Les 48.000 salariés de Pôle emploi, issus de l'ANPE et des Assedic, élisent pour la première fois à partir de lundi leurs représentants, sur fond de mécontentement sur les conditions de travail et de réception des chômeurs, et sur les dysfonctionnements engendrés par la fusion.
Soumis à forte pression par l'explosion des demandeurs d'emploi inscrits depuis l'été 2008 (plus de 4 millions en septembre toutes catégories confondues), le personnel a commencé à voter lundi en Ile-de-France et dans le Nord-Pas-de-Calais.
Le scrutin, à l'issue imprévisible car premier du genre, s'étalera jusqu'en décembre. "Un premier profil des rapports de forces", selon un syndicaliste, émergera vendredi quand la moitié environ des salariés et une quinzaine de régions auront voté, trois semaines après une grève suivie.
La forte participation attendue - autour de 70% selon les syndicats - devrait éviter un second tour.
La région Provence-Alpes-Côte d'Azur votera en dernier.
Le scrutin se fera aussi en différé à La Réunion où une majorité d'agences étaient fermées en raison d'une grève dure, entrée lundi dans sa deuxième semaine.
Promulguée début 2008, la création de Pôle emploi, "plus grande réforme du service public des 30 dernières années" selon le gouvernement, a pour but de simplifier et personnaliser les démarches des demandeurs d'emploi avec un guichet unique pour l'indemnisation et l'accompagnement.
Mais, sur le terrain, Pôle emploi est encore loin de tenir toutes ses promesses, notamment d'affecter davantage d'agents au contact du public.
Les bugs de la fusion sont dénoncés par l'ensemble des syndicats, des modérés aux plus critiques: systèmes informatiques ne communiquant pas, pas de bureaux pour tous, des sites mixtes mais pas unifiés obligeant à d'incessants déplacements, des formations trop courtes pour devenir polyvalents.

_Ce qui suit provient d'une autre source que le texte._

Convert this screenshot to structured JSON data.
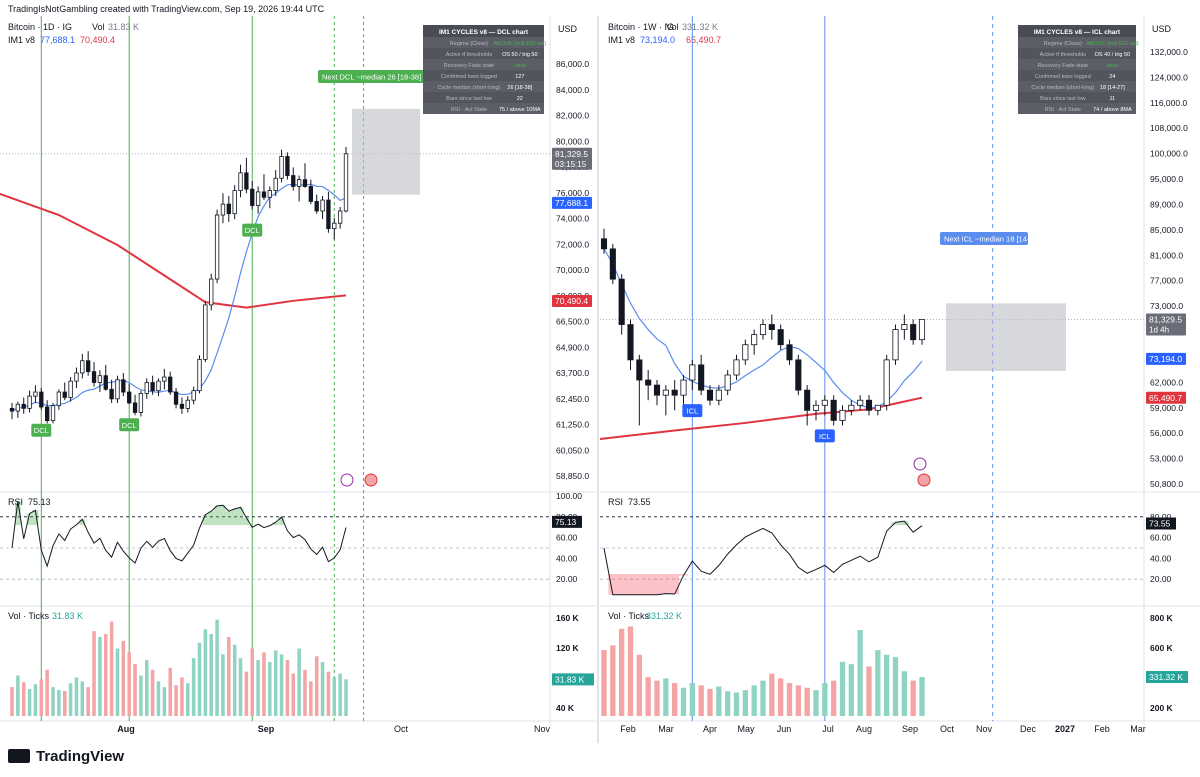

Malgré une volonté désormais affichée par la direction de prendre en compte le stress et la perte de repères engendrée par la fusion, "il y a un mécontentement général", observe Dominique Nuges (Unsa). "La question est de savoir s'il va s'exprimer contre les syndicats qui ont accompagné la fusion, et donc pour les plus radicaux", ajoute-t-il.
Les poids-lourds comme le Snu-FSU (premier syndicat de l'ANPE), FO (deuxième à l'ANPE et deuxième aux Assedic), la CGT (troisième dans les deux établissements) et la CFDT (deuxième aux Assedic, mais minoritaire à l'ANPE) partent favoris.
En application des nouvelles règles de représentativité syndicale, la direction pourrait perdre comme interlocuteurs l'Unsa, la CFTC, le Snap (ex-CFTC) et dans certains cas la CFE-CGC s'ils ratent la barre de 10%.
Sud Emploi, inégalement implanté, devrait aussi rester hors jeu.
Les dernières élections, en 2007 aux Assedic et en 2008 à l'ANPE, avaient suscité une participation élevée, avoisinant respectivement 80% et 60%.
Une majorité du personnel, environ 30.000, est issu de l'ANPE.
Autre inconnue du scrutin, l'impact des guerres intestines qui ont agité la CGT, FO et la CFTC entre les ex-ANPE et les ex-Assedic.
"Ce sont des élections un peu compliquées dans un contexte où la fusion est très mal vécue et a été très mal préparée. Pôle emploi navigue encore à vue dans certains domaines, comme on l'a encore vu lors de la négociation de la future convention collective", a jugé lundi Loïc Barboux (FO).
Les syndicats ont jusqu'au 20 novembre pour avaliser la nouvelle convention collective, qui modifie et régit notamment les rémunérations, le temps de travail et l'affiliation à la retraite. Elle incite les ex-agents de l'ANPE à renoncer à leur statut public, avec une augmentation de deux mois et demi de salaire à la clé.